= Scott Halperin =

Canadian immunologist, professor of pediatrics, microbiology, and immunology

Scott Halperin is a Canadian immunologist, professor of pediatrics, microbiology, and immunology at Dalhousie University, the head of Pediatric Infection Diseases at IWK Health Centre, and the director of the Canadian Center for Vaccinology.

== Biography ==
Halperin received a B.Sc. from Stanford University, and an M.D. from Cornell University. He did his postdoctoral research in pediatric infectious diseases at the University of Virginia and University of Minnesota.

== Career ==
Halperin's research focuses on pertussis and other vaccine-preventable diseases.

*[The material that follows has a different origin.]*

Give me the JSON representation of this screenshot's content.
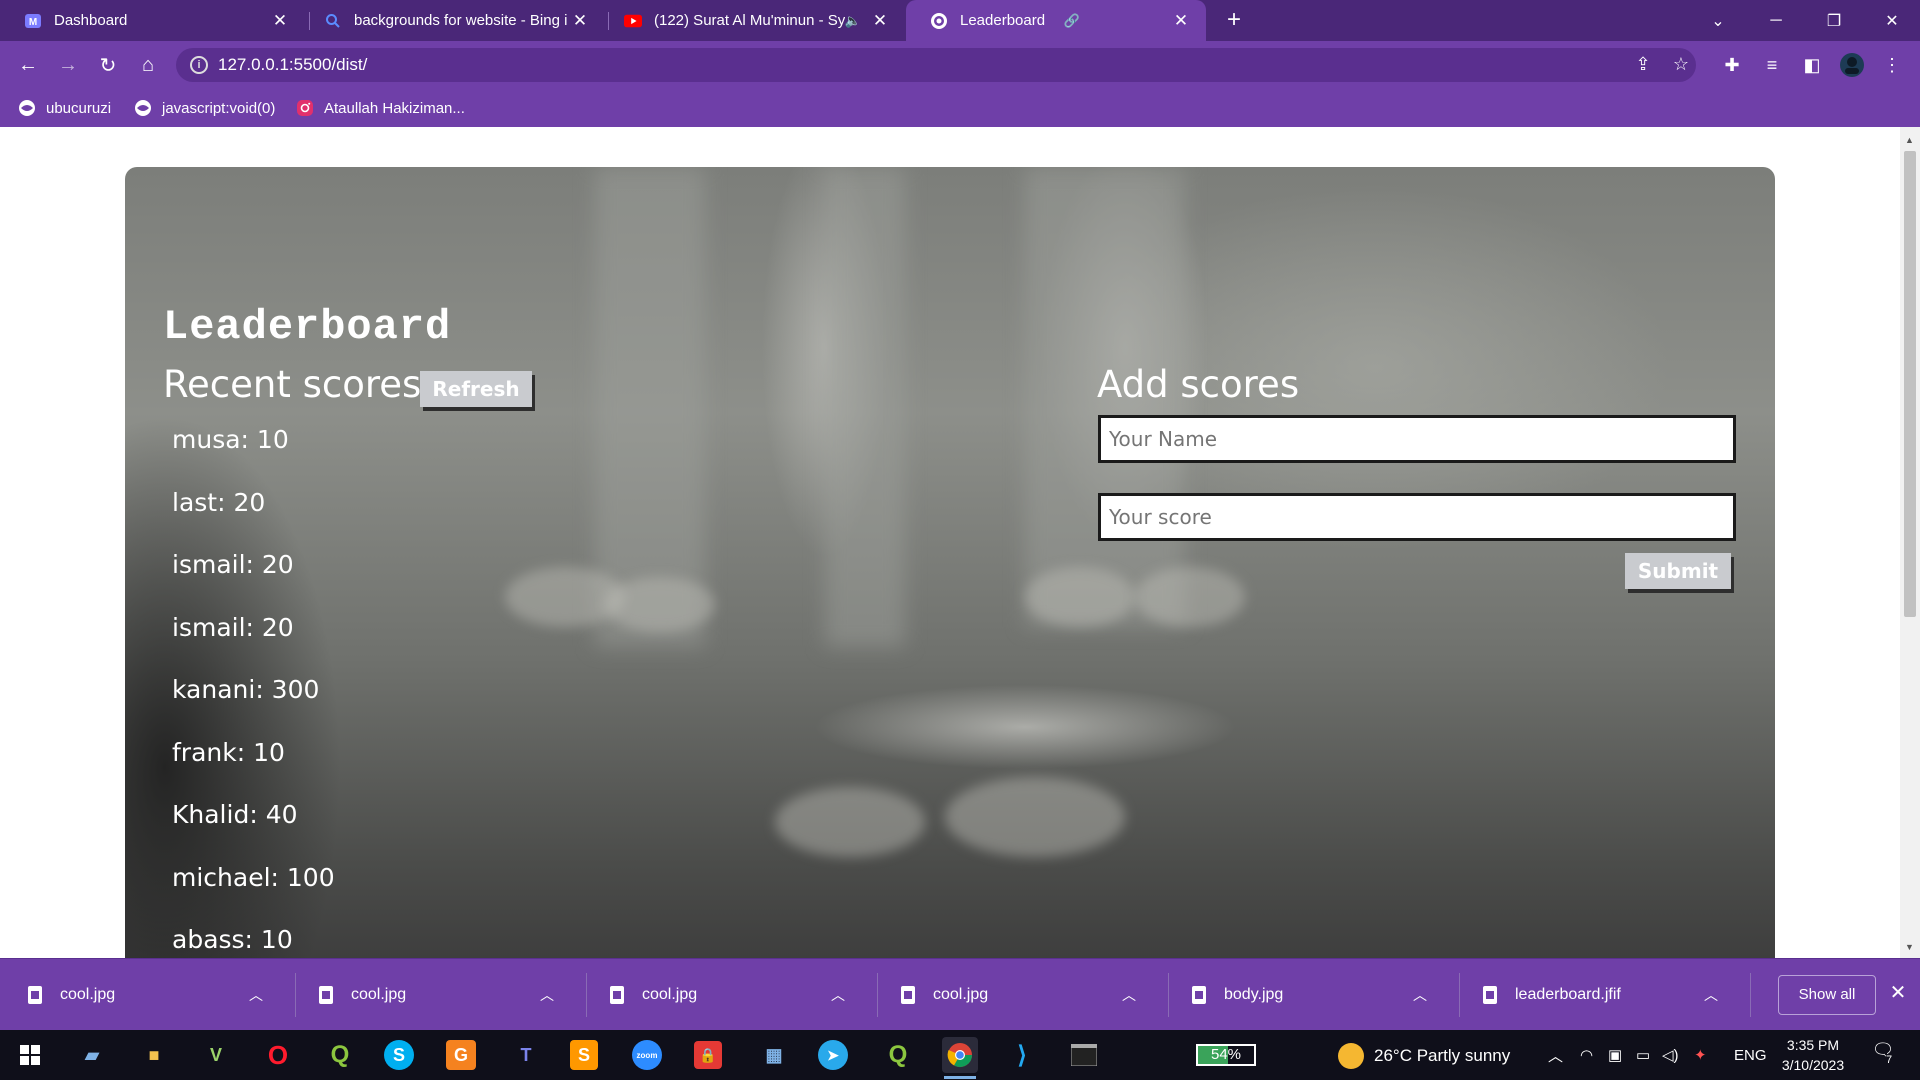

In 2020, the Canadian Centre for Vaccinology at Dalhousie University was approved by Health Canada to begin clinical trial for a potential COVID-19 vaccine, led by Halperin. Halperin's research also focuses on public health policy in relation to the COVID-19 pandemic.

== Awards ==
From 2004 to 2009, Halperin held the CIHR/Wyeth Pharmaceuticals clinical research chair in vaccines. He received a certificate of merit from the Canadian Paediatric Society in 2009, as well as the Max Forman Senior Research Prize from the Dalhousie Medical Research Foundation, also in 2009.